Getty ImagesWell, MetLife finally did it. The mega-insurer announced that it would buy back $1 billion shares. Wells Fargo’s John Hall calls MetLife’s buyback a “good first step.” He explains why:
We view MetLife’s resumption of share buyback as a good first step toward a more comprehensive return of capital to shareholders. As it stands, $1 billion of repurchases will serve to offset the $1 billion of equity that MetLife is slated to issue in conjunction with the conversion of equity units in the fall associated with the acquisition of Alico. In our view, MetLife’s build of capital over 2013, 2014, and 2015 can well support more than $1 billion of share repurchase, which is bolstered by the company’s low relative leverage position.
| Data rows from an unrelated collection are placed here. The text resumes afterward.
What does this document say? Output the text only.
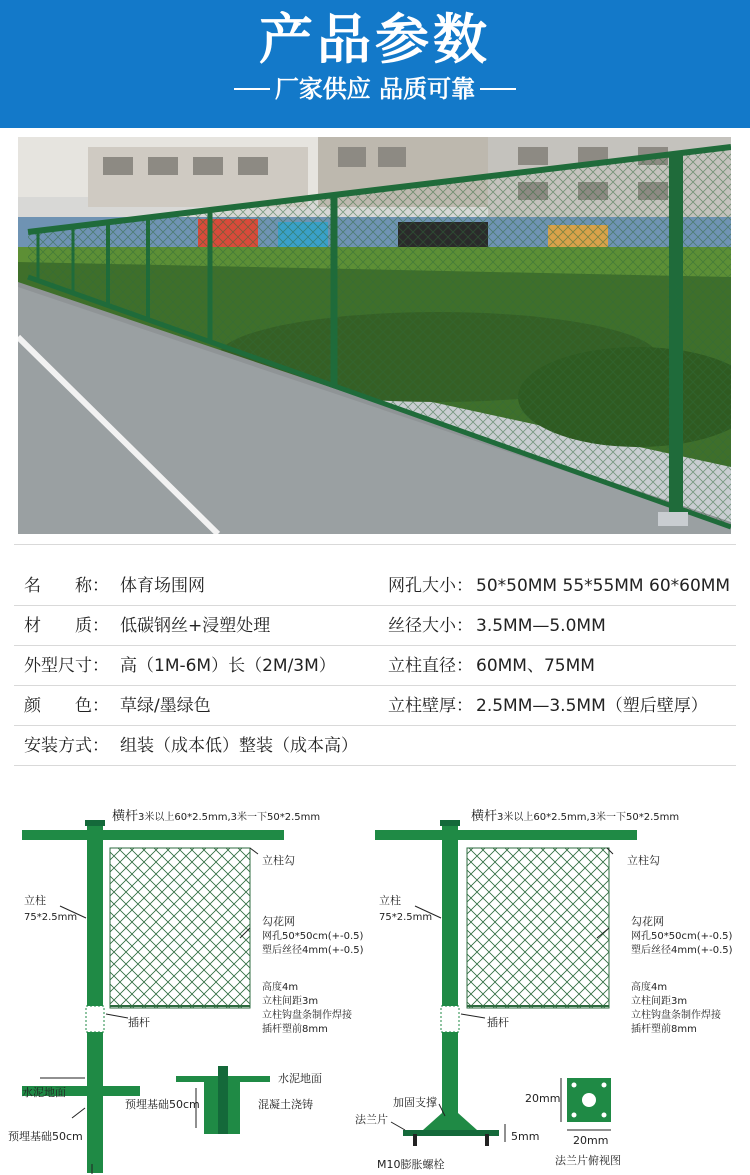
产品参数
厂家供应 品质可靠
名　　称： 体育场围网	网孔大小： 50*50MM 55*55MM 60*60MM
材　　质： 低碳钢丝+浸塑处理	丝径大小： 3.5MM—5.0MM
外型尺寸： 高（1M-6M）长（2M/3M）	立柱直径： 60MM、75MM
颜　　色： 草绿/墨绿色	立柱壁厚： 2.5MM—3.5MM（塑后壁厚）
安装方式： 组装（成本低）整装（成本高）
横杆3米以上60*2.5mm,3米一下50*2.5mm
立柱勾
立柱
75*2.5mm	勾花网
网孔50*50cm(+-0.5)
塑后丝径4mm(+-0.5)
高度4m
立柱间距3m
立柱钩盘条制作焊接
插杆塑前8mm
插杆
水泥地面
预埋基础50cm
水泥地面
预埋基础50cm	混凝土浇铸
横杆3米以上60*2.5mm,3米一下50*2.5mm
立柱勾
立柱
75*2.5mm	勾花网
网孔50*50cm(+-0.5)
塑后丝径4mm(+-0.5)
高度4m
立柱间距3m
立柱钩盘条制作焊接
插杆塑前8mm
插杆
加固支撑
法兰片
M10膨胀螺栓
5mm
20mm
20mm
法兰片俯视图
Deutsche Bank’s Yaron Kinar and Sam Desai expect MetLife to complete the share repurchase by the end of the year:
While management has not indicated that the program would be exhausted this year, we expect it to be, noting that it offsets a $1 billion equity unit conversion in October. We believe that Street estimates do not reflect buybacks in 2014. 2015 Consensus EPS should increase by about 10 cents to reflect the buyback, which amounts to about 1.5% of shares outstanding. This would close the gap to our $6.25 EPS estimate for 2015.
Shares of MetLife have gained 0.6% to $54.96 at 2:35 p.m., while American international Group has dropped 0.3% to $54.93.